Before the ink is dry on your wedding thank you notes, you will be faced with a host of new decisions – many of which, sensitive or not, have to do with managing money.

From Utah financial counselor Mark Helgeson, here are six basic steps for starting married life on sound – and unified – financial footing:

Agree on the basics – If you haven’t already discussed money issues, get them out in the open. Discuss how you feel about debt, savings, and spending, and try to reach a reasonable agreement about how your money will be disbursed.

Create a budget – A budget should be zero-based, meaning income minus all household expenses (including savings and investing) should equal zero. Every dollar should be accounted for and put somewhere. Whatever you decide to do, do it together, stick to your plan, and talk monthly about the budget.

Include personal spending money – Adjust your budget so that each of you has a bit of discretionary money. Whether you use it to buy that camera you want or to send flowers to your spouse, everyone should have the means to make a few personal choices.

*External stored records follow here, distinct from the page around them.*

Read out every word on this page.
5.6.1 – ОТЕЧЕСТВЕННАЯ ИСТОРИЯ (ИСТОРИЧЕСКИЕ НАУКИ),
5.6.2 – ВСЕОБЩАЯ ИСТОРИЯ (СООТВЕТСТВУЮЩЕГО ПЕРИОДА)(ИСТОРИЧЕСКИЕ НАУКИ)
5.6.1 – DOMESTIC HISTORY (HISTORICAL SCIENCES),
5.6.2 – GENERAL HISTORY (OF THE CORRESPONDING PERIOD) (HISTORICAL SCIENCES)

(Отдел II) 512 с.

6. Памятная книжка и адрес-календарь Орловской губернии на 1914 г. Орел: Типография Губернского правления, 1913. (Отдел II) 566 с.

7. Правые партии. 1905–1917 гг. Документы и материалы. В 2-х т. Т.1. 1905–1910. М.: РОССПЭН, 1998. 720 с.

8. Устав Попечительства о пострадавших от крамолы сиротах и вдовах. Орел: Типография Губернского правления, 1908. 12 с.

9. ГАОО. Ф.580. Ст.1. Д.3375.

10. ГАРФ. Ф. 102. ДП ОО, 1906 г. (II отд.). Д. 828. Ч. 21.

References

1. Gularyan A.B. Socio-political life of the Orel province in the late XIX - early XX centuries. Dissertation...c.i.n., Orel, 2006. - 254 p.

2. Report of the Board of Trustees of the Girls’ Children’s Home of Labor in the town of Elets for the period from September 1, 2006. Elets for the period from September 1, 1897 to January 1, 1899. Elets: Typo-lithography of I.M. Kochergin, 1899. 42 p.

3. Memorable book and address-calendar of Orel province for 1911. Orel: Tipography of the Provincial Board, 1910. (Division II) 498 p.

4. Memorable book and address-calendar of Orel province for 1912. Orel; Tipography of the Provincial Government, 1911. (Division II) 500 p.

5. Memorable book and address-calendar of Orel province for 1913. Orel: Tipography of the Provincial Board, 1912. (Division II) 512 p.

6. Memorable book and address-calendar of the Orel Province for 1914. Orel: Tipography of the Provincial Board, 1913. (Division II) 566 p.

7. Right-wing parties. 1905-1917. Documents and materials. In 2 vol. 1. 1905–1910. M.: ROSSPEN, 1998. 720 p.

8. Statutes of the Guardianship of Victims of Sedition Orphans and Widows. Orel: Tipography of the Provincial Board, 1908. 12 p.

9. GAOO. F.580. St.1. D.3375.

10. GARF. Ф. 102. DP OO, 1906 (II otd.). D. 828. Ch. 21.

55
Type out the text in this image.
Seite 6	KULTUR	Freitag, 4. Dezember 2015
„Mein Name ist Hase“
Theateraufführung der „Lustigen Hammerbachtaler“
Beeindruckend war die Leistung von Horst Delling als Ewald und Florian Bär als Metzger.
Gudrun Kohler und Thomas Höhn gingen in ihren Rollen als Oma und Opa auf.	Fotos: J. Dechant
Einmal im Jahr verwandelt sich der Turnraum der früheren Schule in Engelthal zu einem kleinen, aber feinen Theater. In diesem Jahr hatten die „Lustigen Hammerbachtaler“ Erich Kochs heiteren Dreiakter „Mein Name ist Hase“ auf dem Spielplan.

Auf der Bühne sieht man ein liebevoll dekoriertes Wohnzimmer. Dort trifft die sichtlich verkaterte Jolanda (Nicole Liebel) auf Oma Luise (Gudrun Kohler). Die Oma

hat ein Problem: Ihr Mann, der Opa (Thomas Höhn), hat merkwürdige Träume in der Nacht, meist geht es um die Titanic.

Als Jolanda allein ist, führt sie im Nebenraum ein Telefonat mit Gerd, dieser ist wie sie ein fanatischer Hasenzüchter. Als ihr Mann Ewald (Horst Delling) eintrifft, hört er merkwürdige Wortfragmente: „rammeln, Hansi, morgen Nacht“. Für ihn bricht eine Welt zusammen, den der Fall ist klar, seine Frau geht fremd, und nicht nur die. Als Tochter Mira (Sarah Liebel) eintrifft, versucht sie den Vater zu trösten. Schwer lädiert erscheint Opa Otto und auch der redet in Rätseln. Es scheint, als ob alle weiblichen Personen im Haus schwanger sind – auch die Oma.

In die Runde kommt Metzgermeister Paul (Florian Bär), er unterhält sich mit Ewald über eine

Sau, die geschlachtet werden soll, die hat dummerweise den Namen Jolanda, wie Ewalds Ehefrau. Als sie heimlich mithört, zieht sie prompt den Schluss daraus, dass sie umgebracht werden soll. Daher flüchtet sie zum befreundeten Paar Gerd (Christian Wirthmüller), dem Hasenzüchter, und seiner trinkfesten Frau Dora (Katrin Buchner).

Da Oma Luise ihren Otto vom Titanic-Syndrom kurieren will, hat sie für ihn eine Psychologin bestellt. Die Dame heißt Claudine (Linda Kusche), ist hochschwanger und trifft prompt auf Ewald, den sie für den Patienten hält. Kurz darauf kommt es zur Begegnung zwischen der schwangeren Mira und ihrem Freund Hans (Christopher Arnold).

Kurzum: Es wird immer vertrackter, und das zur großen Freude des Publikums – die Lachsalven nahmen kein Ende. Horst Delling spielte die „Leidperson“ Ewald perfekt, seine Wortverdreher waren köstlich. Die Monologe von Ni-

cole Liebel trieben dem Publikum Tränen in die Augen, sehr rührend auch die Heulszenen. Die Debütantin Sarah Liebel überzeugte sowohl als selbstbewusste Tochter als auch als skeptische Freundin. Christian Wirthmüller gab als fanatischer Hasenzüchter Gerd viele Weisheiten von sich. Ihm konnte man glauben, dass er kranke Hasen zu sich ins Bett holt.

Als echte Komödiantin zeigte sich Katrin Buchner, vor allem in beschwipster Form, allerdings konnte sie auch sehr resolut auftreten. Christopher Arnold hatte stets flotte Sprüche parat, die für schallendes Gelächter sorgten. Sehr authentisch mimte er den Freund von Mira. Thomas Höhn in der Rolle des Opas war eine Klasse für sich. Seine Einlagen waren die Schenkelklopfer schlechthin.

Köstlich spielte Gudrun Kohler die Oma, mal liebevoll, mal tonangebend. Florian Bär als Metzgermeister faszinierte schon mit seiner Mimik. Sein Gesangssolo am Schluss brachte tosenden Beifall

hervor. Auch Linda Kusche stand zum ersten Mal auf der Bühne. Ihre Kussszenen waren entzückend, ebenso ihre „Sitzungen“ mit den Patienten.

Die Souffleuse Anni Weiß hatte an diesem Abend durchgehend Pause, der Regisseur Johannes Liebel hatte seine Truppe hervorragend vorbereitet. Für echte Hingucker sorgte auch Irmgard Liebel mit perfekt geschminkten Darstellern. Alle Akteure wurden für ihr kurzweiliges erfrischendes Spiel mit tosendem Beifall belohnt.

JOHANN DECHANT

Be transparent – Both of you should have equal access to all accounts, passwords, and user names. Your accounts should be joint accounts. Having separate accounts opens the door to dishonesty. You should both know without fail what’s going on with household finances

Start an emergency fund – Having one in place will give your relationship the security it needs to make it through difficult times. Decide together how much you can afford each month to start your fund going – and stick to it.

Work to get rid of debt – Debt can eat away at a relationship. If one or both of you came into the marriage with credit card or other debt, make a plan to pay it off as soon as possible – even if you need to sacrifice in the short-term to make that happen.